Fig. 5: Evolution of Sgls in closely related ssRNA phages.

a Cladogram of ssRNA phages based on the corresponding Rep primary structures. Nodes with bootstrap values >80 (resampling n = 1000) are shown and nodes with at least two levels are grouped as clades and are highlighted in eight different colors. The genomes with sgls exhibiting function are colored blue, the sgls from the previously characterized ssRNA phages are colored black, and candidates that tested as non-functional are colored red.

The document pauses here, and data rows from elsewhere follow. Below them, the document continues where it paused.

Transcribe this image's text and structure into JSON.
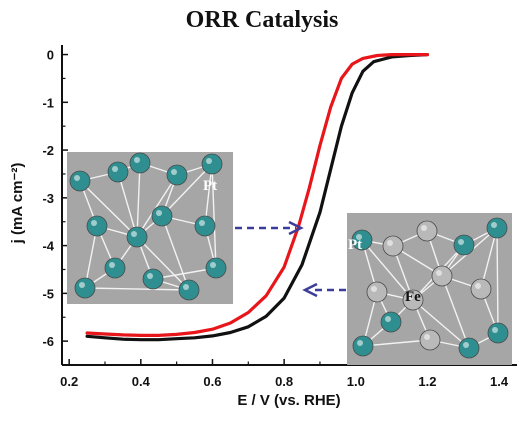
{
  "chart_data": {
    "type": "line",
    "title": "ORR Catalysis",
    "xlabel": "E / V (vs. RHE)",
    "ylabel": "j (mA cm⁻²)",
    "xlim": [
      0.18,
      1.45
    ],
    "ylim": [
      -6.5,
      0.2
    ],
    "x_ticks": [
      "0.2",
      "0.4",
      "0.6",
      "0.8",
      "1.0",
      "1.2",
      "1.4"
    ],
    "y_ticks": [
      "0",
      "-1",
      "-2",
      "-3",
      "-4",
      "-5",
      "-6"
    ],
    "grid": false,
    "series": [
      {
        "color": "#111111",
        "points": [
          [
            0.25,
            -5.9
          ],
          [
            0.3,
            -5.93
          ],
          [
            0.35,
            -5.96
          ],
          [
            0.4,
            -5.97
          ],
          [
            0.45,
            -5.97
          ],
          [
            0.5,
            -5.95
          ],
          [
            0.55,
            -5.93
          ],
          [
            0.6,
            -5.89
          ],
          [
            0.65,
            -5.82
          ],
          [
            0.7,
            -5.7
          ],
          [
            0.75,
            -5.48
          ],
          [
            0.8,
            -5.1
          ],
          [
            0.85,
            -4.4
          ],
          [
            0.9,
            -3.3
          ],
          [
            0.93,
            -2.4
          ],
          [
            0.96,
            -1.5
          ],
          [
            0.99,
            -0.8
          ],
          [
            1.02,
            -0.35
          ],
          [
            1.05,
            -0.15
          ],
          [
            1.1,
            -0.05
          ],
          [
            1.15,
            -0.02
          ],
          [
            1.2,
            0.0
          ]
        ]
      },
      {
        "color": "#e8161b",
        "points": [
          [
            0.25,
            -5.83
          ],
          [
            0.3,
            -5.85
          ],
          [
            0.35,
            -5.87
          ],
          [
            0.4,
            -5.88
          ],
          [
            0.45,
            -5.88
          ],
          [
            0.5,
            -5.86
          ],
          [
            0.55,
            -5.82
          ],
          [
            0.6,
            -5.75
          ],
          [
            0.65,
            -5.62
          ],
          [
            0.7,
            -5.4
          ],
          [
            0.75,
            -5.05
          ],
          [
            0.8,
            -4.45
          ],
          [
            0.84,
            -3.6
          ],
          [
            0.87,
            -2.8
          ],
          [
            0.9,
            -1.9
          ],
          [
            0.93,
            -1.1
          ],
          [
            0.96,
            -0.5
          ],
          [
            0.99,
            -0.2
          ],
          [
            1.02,
            -0.08
          ],
          [
            1.06,
            -0.02
          ],
          [
            1.1,
            0.0
          ],
          [
            1.2,
            0.0
          ]
        ]
      }
    ],
    "annotations": [
      {
        "text": "Pt",
        "insert": "left"
      },
      {
        "text": "Pt",
        "insert": "right"
      },
      {
        "text": "Fe",
        "insert": "right"
      }
    ]
  },
  "colors": {
    "pt_atom": "#2f8f90",
    "fe_atom": "#b9b9b9",
    "insert_bg": "#a6a6a6",
    "arrow": "#3c3c9a"
  }
}
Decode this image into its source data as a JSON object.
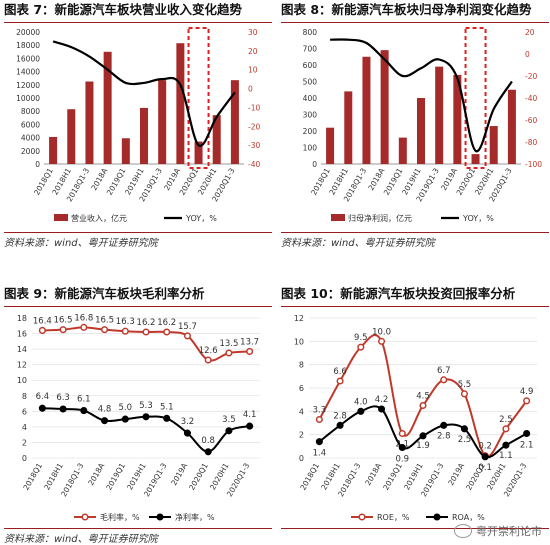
{
  "panels": [
    {
      "title": "图表 7：新能源汽车板块营业收入变化趋势",
      "source": "资料来源：wind、粤开证券研究院",
      "chart_data": {
        "type": "bar",
        "categories": [
          "2018Q1",
          "2018H1",
          "2018Q1-3",
          "2018A",
          "2019Q1",
          "2019H1",
          "2019Q1-3",
          "2019A",
          "2020Q1",
          "2020H1",
          "2020Q1-3"
        ],
        "series": [
          {
            "name": "营业收入，亿元",
            "type": "bar",
            "axis": "left",
            "color": "#a52a2a",
            "values": [
              4100,
              8300,
              12500,
              17000,
              3900,
              8500,
              12700,
              18300,
              3400,
              7400,
              12700
            ]
          },
          {
            "name": "YOY，%",
            "type": "line",
            "axis": "right",
            "color": "#000000",
            "values": [
              25,
              22,
              17,
              10,
              3,
              3,
              5,
              2,
              -30,
              -15,
              -2
            ]
          }
        ],
        "ylim_left": [
          0,
          20000
        ],
        "yticks_left": [
          0,
          2000,
          4000,
          6000,
          8000,
          10000,
          12000,
          14000,
          16000,
          18000,
          20000
        ],
        "ylim_right": [
          -40,
          30
        ],
        "yticks_right": [
          -40,
          -30,
          -20,
          -10,
          0,
          10,
          20,
          30
        ],
        "highlight_index": 8,
        "legend": "bottom"
      }
    },
    {
      "title": "图表 8：新能源汽车板块归母净利润变化趋势",
      "source": "资料来源：wind、粤开证券研究院",
      "chart_data": {
        "type": "bar",
        "categories": [
          "2018Q1",
          "2018H1",
          "2018Q1-3",
          "2018A",
          "2019Q1",
          "2019H1",
          "2019Q1-3",
          "2019A",
          "2020Q1",
          "2020H1",
          "2020Q1-3"
        ],
        "series": [
          {
            "name": "归母净利润，亿元",
            "type": "bar",
            "axis": "left",
            "color": "#a52a2a",
            "values": [
              220,
              440,
              650,
              690,
              160,
              400,
              590,
              540,
              60,
              230,
              450
            ]
          },
          {
            "name": "YOY，%",
            "type": "line",
            "axis": "right",
            "color": "#000000",
            "values": [
              13,
              13,
              10,
              -5,
              -20,
              -13,
              -5,
              -22,
              -88,
              -50,
              -25
            ]
          }
        ],
        "ylim_left": [
          0,
          800
        ],
        "yticks_left": [
          0,
          100,
          200,
          300,
          400,
          500,
          600,
          700,
          800
        ],
        "ylim_right": [
          -100,
          20
        ],
        "yticks_right": [
          -100,
          -80,
          -60,
          -40,
          -20,
          0,
          20
        ],
        "highlight_index": 8,
        "legend": "bottom"
      }
    },
    {
      "title": "图表 9：新能源汽车板块毛利率分析",
      "source": "资料来源：wind、粤开证券研究院",
      "chart_data": {
        "type": "line",
        "categories": [
          "2018Q1",
          "2018H1",
          "2018Q1-3",
          "2018A",
          "2019Q1",
          "2019H1",
          "2019Q1-3",
          "2019A",
          "2020Q1",
          "2020H1",
          "2020Q1-3"
        ],
        "series": [
          {
            "name": "毛利率，%",
            "color": "#c0392b",
            "marker": "open",
            "values": [
              16.4,
              16.5,
              16.8,
              16.5,
              16.3,
              16.2,
              16.2,
              15.7,
              12.6,
              13.5,
              13.7
            ],
            "labels": [
              "16.4",
              "16.5",
              "16.8",
              "16.5",
              "16.3",
              "16.2",
              "16.2",
              "15.7",
              "12.6",
              "13.5",
              "13.7"
            ]
          },
          {
            "name": "净利率，%",
            "color": "#000000",
            "marker": "filled",
            "values": [
              6.4,
              6.3,
              6.1,
              4.8,
              5.0,
              5.3,
              5.1,
              3.2,
              0.8,
              3.5,
              4.1
            ],
            "labels": [
              "6.4",
              "6.3",
              "6.1",
              "4.8",
              "5.0",
              "5.3",
              "5.1",
              "3.2",
              "0.8",
              "3.5",
              "4.1"
            ]
          }
        ],
        "ylim": [
          0,
          18
        ],
        "yticks": [
          0,
          2,
          4,
          6,
          8,
          10,
          12,
          14,
          16,
          18
        ],
        "legend": "bottom"
      }
    },
    {
      "title": "图表 10：新能源汽车板块投资回报率分析",
      "source": "资料来源：wind、粤开证券研究院",
      "chart_data": {
        "type": "line",
        "categories": [
          "2018Q1",
          "2018H1",
          "2018Q1-3",
          "2018A",
          "2019Q1",
          "2019H1",
          "2019Q1-3",
          "2019A",
          "2020Q1",
          "2020H1",
          "2020Q1-3"
        ],
        "series": [
          {
            "name": "ROE，%",
            "color": "#c0392b",
            "marker": "open",
            "values": [
              3.3,
              6.6,
              9.5,
              10.0,
              2.1,
              4.5,
              6.7,
              5.5,
              0.2,
              2.5,
              4.9
            ],
            "labels": [
              "3.3",
              "6.6",
              "9.5",
              "10.0",
              "2.1",
              "4.5",
              "6.7",
              "5.5",
              "0.2",
              "2.5",
              "4.9"
            ]
          },
          {
            "name": "ROA，%",
            "color": "#000000",
            "marker": "filled",
            "values": [
              1.4,
              2.8,
              4.0,
              4.2,
              0.9,
              1.9,
              2.8,
              2.5,
              0.1,
              1.1,
              2.1
            ],
            "labels": [
              "1.4",
              "2.8",
              "4.0",
              "4.2",
              "0.9",
              "1.9",
              "2.8",
              "2.5",
              "0.1",
              "1.1",
              "2.1"
            ]
          }
        ],
        "ylim": [
          0,
          12
        ],
        "yticks": [
          0,
          2,
          4,
          6,
          8,
          10,
          12
        ],
        "legend": "bottom"
      }
    }
  ],
  "watermark": "粤开崇利论市"
}
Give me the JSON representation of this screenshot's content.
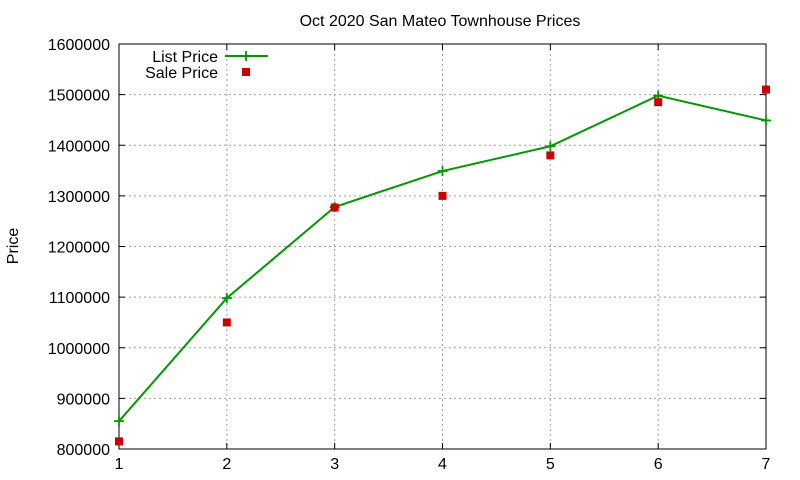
{
  "chart_data": {
    "type": "scatter",
    "title": "Oct 2020 San Mateo Townhouse Prices",
    "xlabel": "",
    "ylabel": "Price",
    "xlim": [
      1,
      7
    ],
    "ylim": [
      800000,
      1600000
    ],
    "x_ticks": [
      "1",
      "2",
      "3",
      "4",
      "5",
      "6",
      "7"
    ],
    "y_ticks": [
      "800000",
      "900000",
      "1000000",
      "1100000",
      "1200000",
      "1300000",
      "1400000",
      "1500000",
      "1600000"
    ],
    "grid": true,
    "legend_position": "top-left",
    "series": [
      {
        "name": "List Price",
        "style": "linespoints",
        "color": "#009900",
        "x": [
          1,
          2,
          3,
          4,
          5,
          6,
          7
        ],
        "values": [
          855000,
          1098000,
          1278000,
          1349000,
          1398000,
          1498000,
          1449000
        ]
      },
      {
        "name": "Sale Price",
        "style": "points",
        "color": "#cc0000",
        "x": [
          1,
          2,
          3,
          4,
          5,
          6,
          7
        ],
        "values": [
          815000,
          1050000,
          1277000,
          1300000,
          1380000,
          1485000,
          1510000
        ]
      }
    ]
  }
}
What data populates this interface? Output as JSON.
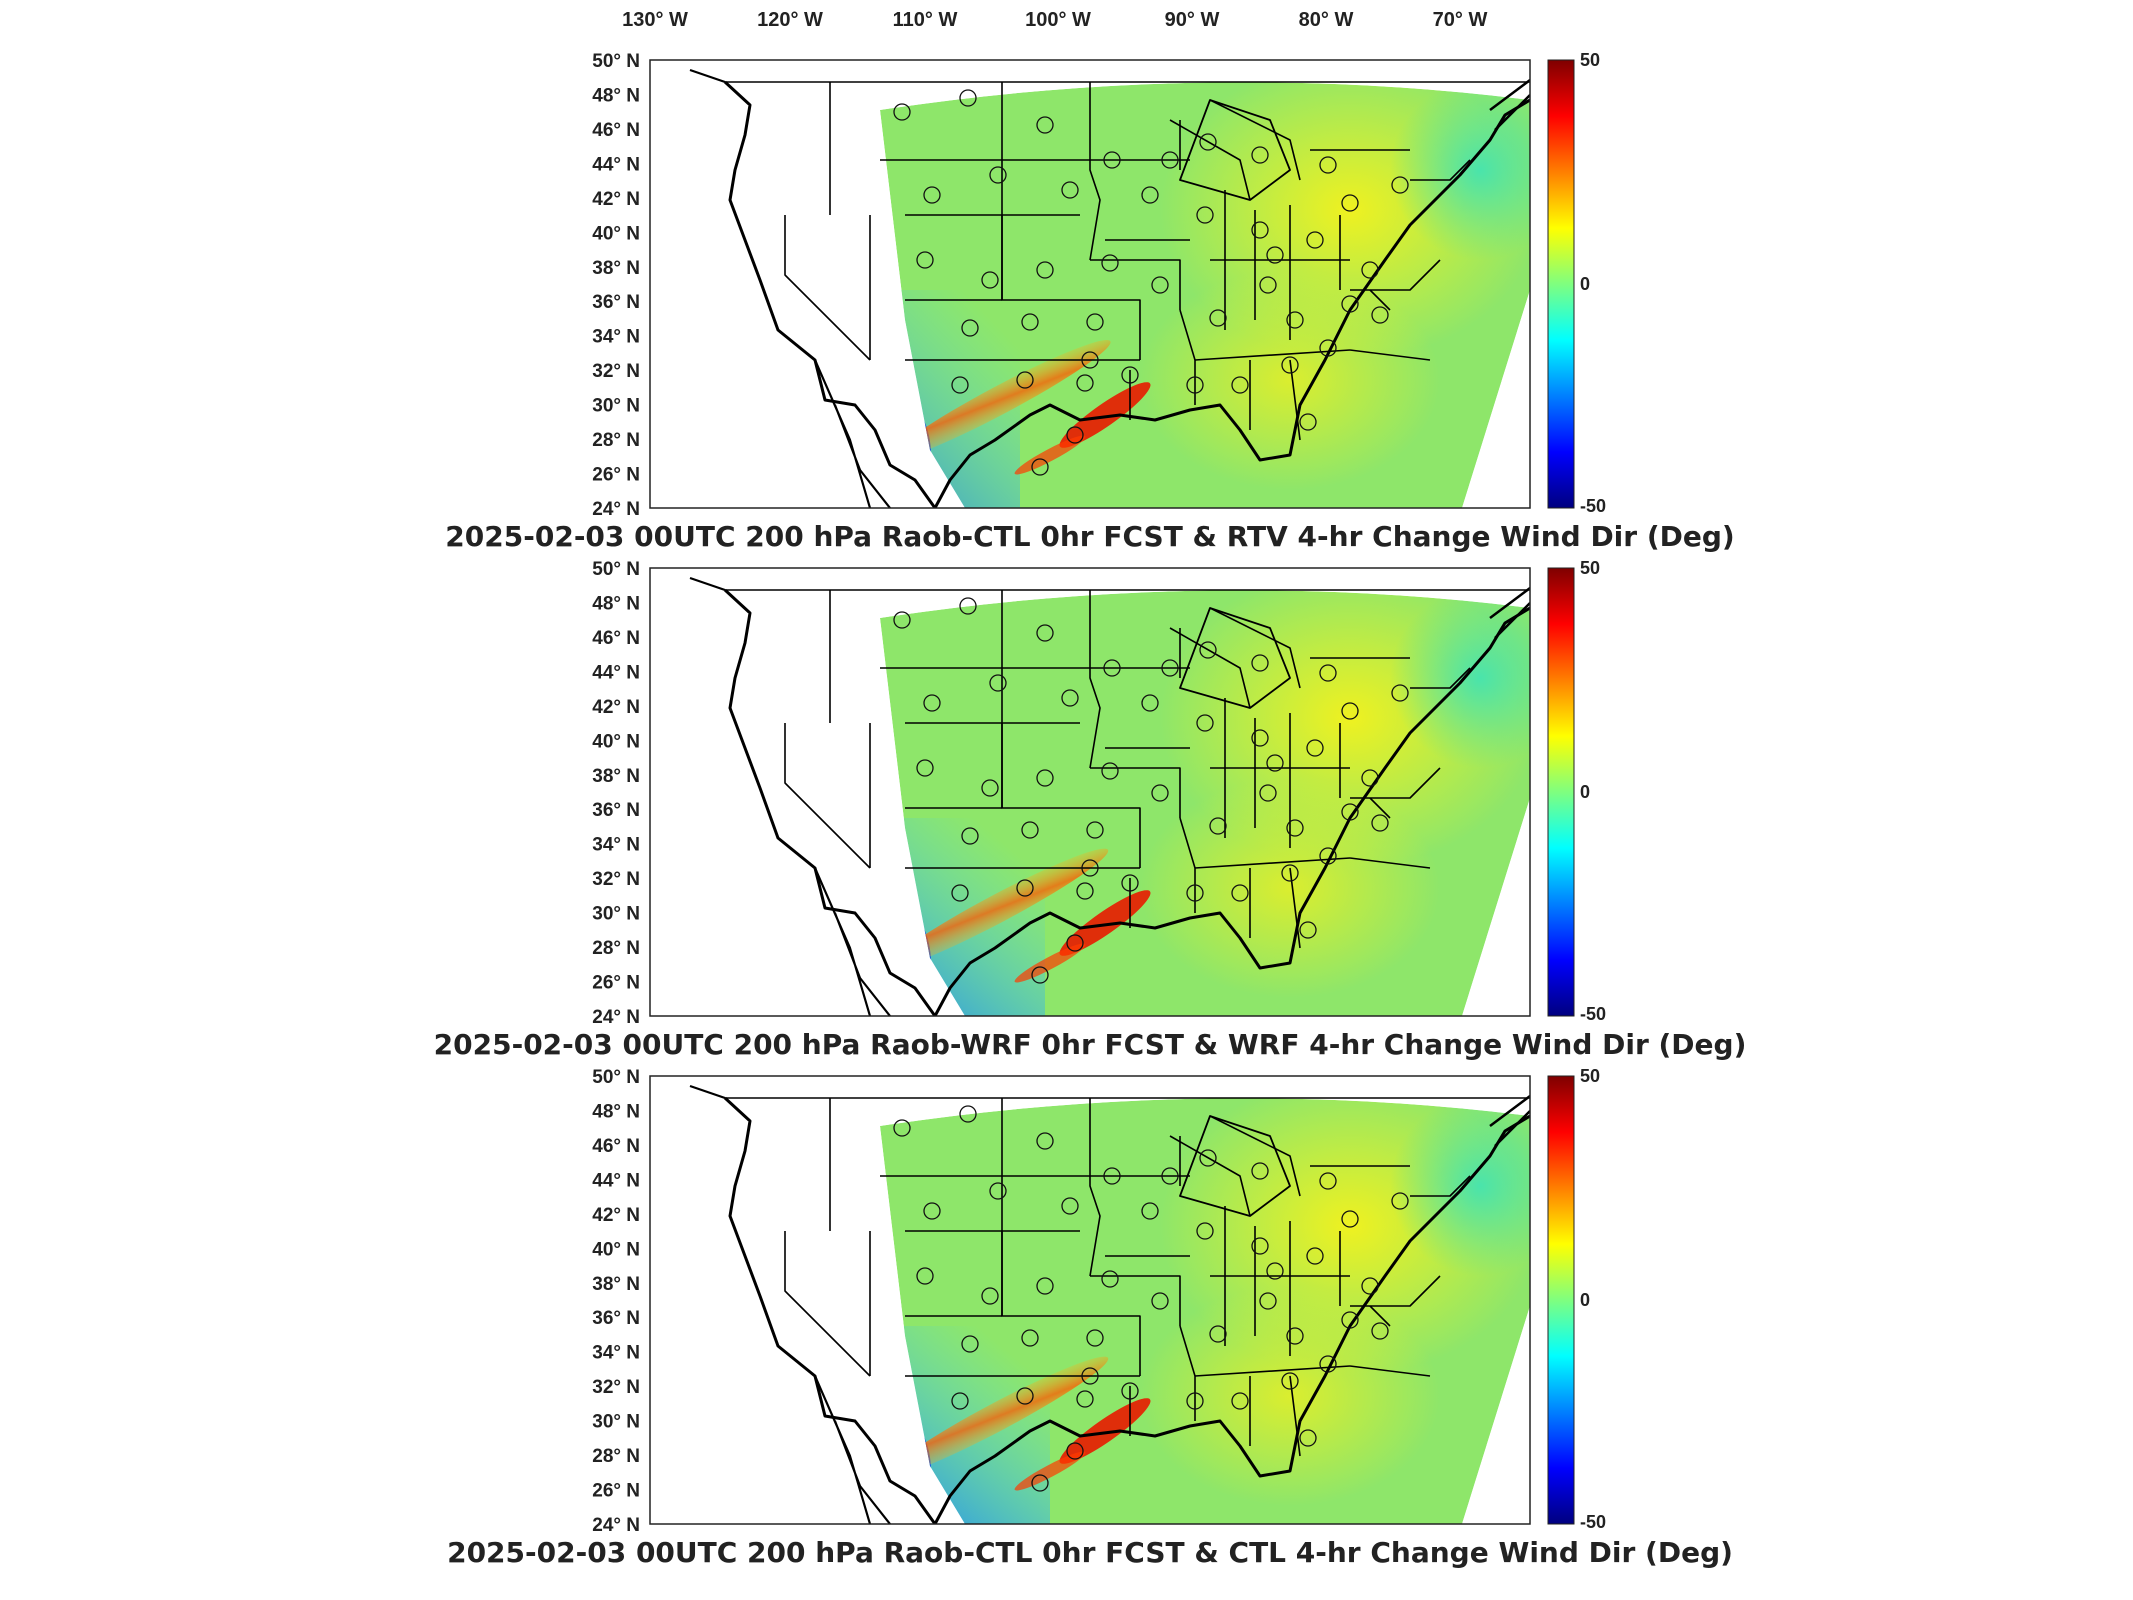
{
  "figure": {
    "top_longitude_labels": [
      "130° W",
      "120° W",
      "110° W",
      "100° W",
      "90° W",
      "80° W",
      "70° W"
    ],
    "latitude_labels": [
      "50° N",
      "48° N",
      "46° N",
      "44° N",
      "42° N",
      "40° N",
      "38° N",
      "36° N",
      "34° N",
      "32° N",
      "30° N",
      "28° N",
      "26° N",
      "24° N"
    ],
    "panels": [
      {
        "title": "2025-02-03 00UTC 200 hPa Raob-CTL 0hr FCST & RTV 4-hr Change Wind Dir (Deg)",
        "colorbar_ticks": [
          "50",
          "0",
          "-50"
        ],
        "colorbar_range": [
          -50,
          50
        ]
      },
      {
        "title": "2025-02-03 00UTC 200 hPa Raob-WRF 0hr FCST & WRF 4-hr Change Wind Dir (Deg)",
        "colorbar_ticks": [
          "50",
          "0",
          "-50"
        ],
        "colorbar_range": [
          -50,
          50
        ]
      },
      {
        "title": "2025-02-03 00UTC 200 hPa Raob-CTL 0hr FCST & CTL 4-hr Change Wind Dir (Deg)",
        "colorbar_ticks": [
          "50",
          "0",
          "-50"
        ],
        "colorbar_range": [
          -50,
          50
        ]
      }
    ],
    "colormap": [
      "#00007f",
      "#0000ff",
      "#007fff",
      "#00ffff",
      "#7fff7f",
      "#ffff00",
      "#ff7f00",
      "#ff0000",
      "#7f0000"
    ],
    "field_color": "#8ee66a",
    "map_extent": {
      "lon": [
        -135,
        -62
      ],
      "lat": [
        24,
        50
      ]
    }
  }
}
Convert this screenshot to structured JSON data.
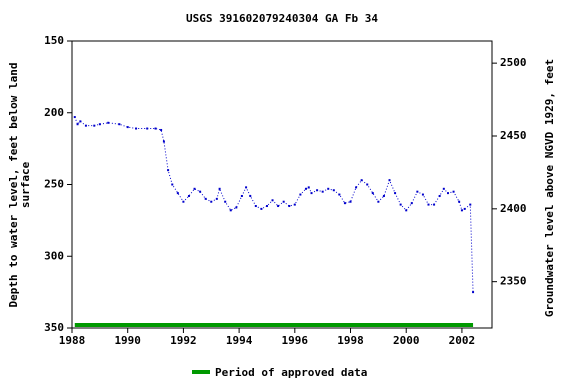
{
  "chart_data": {
    "type": "line",
    "title": "USGS 391602079240304 GA Fb  34",
    "ylabel": [
      "Depth to water level, feet below land",
      "surface"
    ],
    "y2label": "Groundwater level above NGVD 1929, feet",
    "color": "#0000cc",
    "x": [
      1988.1,
      1988.2,
      1988.3,
      1988.5,
      1988.8,
      1989.0,
      1989.3,
      1989.7,
      1990.0,
      1990.3,
      1990.7,
      1991.0,
      1991.2,
      1991.3,
      1991.45,
      1991.6,
      1991.8,
      1992.0,
      1992.2,
      1992.4,
      1992.6,
      1992.8,
      1993.0,
      1993.2,
      1993.3,
      1993.5,
      1993.7,
      1993.9,
      1994.1,
      1994.25,
      1994.4,
      1994.6,
      1994.8,
      1995.0,
      1995.2,
      1995.4,
      1995.6,
      1995.8,
      1996.0,
      1996.2,
      1996.4,
      1996.5,
      1996.6,
      1996.8,
      1997.0,
      1997.2,
      1997.4,
      1997.6,
      1997.8,
      1998.0,
      1998.2,
      1998.4,
      1998.6,
      1998.8,
      1999.0,
      1999.2,
      1999.4,
      1999.6,
      1999.8,
      2000.0,
      2000.2,
      2000.4,
      2000.6,
      2000.8,
      2001.0,
      2001.2,
      2001.35,
      2001.5,
      2001.7,
      2001.9,
      2002.0,
      2002.1,
      2002.3,
      2002.4
    ],
    "values": [
      203,
      208,
      206,
      209,
      209,
      208,
      207,
      208,
      210,
      211,
      211,
      211,
      212,
      220,
      240,
      250,
      256,
      262,
      258,
      253,
      255,
      260,
      262,
      260,
      253,
      262,
      268,
      266,
      258,
      252,
      258,
      265,
      267,
      265,
      261,
      265,
      262,
      265,
      264,
      257,
      253,
      252,
      256,
      254,
      255,
      253,
      254,
      257,
      263,
      262,
      252,
      247,
      250,
      256,
      262,
      258,
      247,
      256,
      264,
      268,
      263,
      255,
      257,
      264,
      264,
      258,
      253,
      256,
      255,
      262,
      268,
      267,
      264,
      325
    ],
    "xlim": [
      1988,
      2003.08
    ],
    "xticks": [
      1988,
      1990,
      1992,
      1994,
      1996,
      1998,
      2000,
      2002
    ],
    "ylim": [
      150,
      350
    ],
    "yticks": [
      150,
      200,
      250,
      300,
      350
    ],
    "y2lim": [
      2515.2,
      2318.2
    ],
    "y2ticks": [
      2350,
      2400,
      2450,
      2500
    ],
    "approved": {
      "name": "Period of approved data",
      "color": "#009900",
      "start": 1988.1,
      "end": 2002.4
    }
  }
}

Closely related phages are indicated by brackets. b Nucleotide dot plots of full length contigs of the closely related ssRNA phage genomes (n = 11 genome pairs). Each dot plot compares two genomes and the dot plots are categorized as S (similar) and D (different) based on the relative genomic context of sgls. c An alignment of Hubei7_1 and Hubei8_1 wild-type and gain-of-function mutants. The amino acids in the alignment are highlighted according to clustalX and the missense changes found in gain-of-function mutants are highlighted as white letters on black background. The respective predicted membrane topologies are shown below the alignment as bar diagrams with different colors representing different predicted subcellular localizations. Blue (cytoplasmic, C), red (transmembrane domain, TMD), and purple (periplasmic, P). d The lysis profiles of gain-of-function Hubei7 mutants; pBAD24 (red open circle), Hubei7_1 (blue open squares), H7_mut5 (green open diamond), H7_mut6 (black cross), H7_mut10 (pink plus), H7_mut15 (light blue open triangle). H7_mut18 (black-filled circle), H7_mut20 (orange-filled square), H7_mut23 (blue-filled diamond), H7_mut24 (light gray-filled triangle). The mutants H7_mut6, mut18, and mut20 have the same change (W15L). e The lysis profiles of gain-of-function Hubei8 mutants; pBAD24 (red open circle), Hubei8_1 (blue open squares), H8_mut1 (green open diamond), H8_mut2 (black cross), H8_mut3 (pink plus), H8_mut4 (light blue open triangle). H8_mut5 (blue-filled circle), H8_mut6 (orange-filled square), H8_mut7 (blue-filled diamond), H8_mut8 (light gray-filled triangle), H8_mut9 (light pink-filled inverted triangle), H8_mut10 (pink circled dot). H8_mut1 and mut2 are siblings and H8_mut6 (S53P and S58P) is non-functional. The lysis profiles shown in this figure are representative of three biological replicates.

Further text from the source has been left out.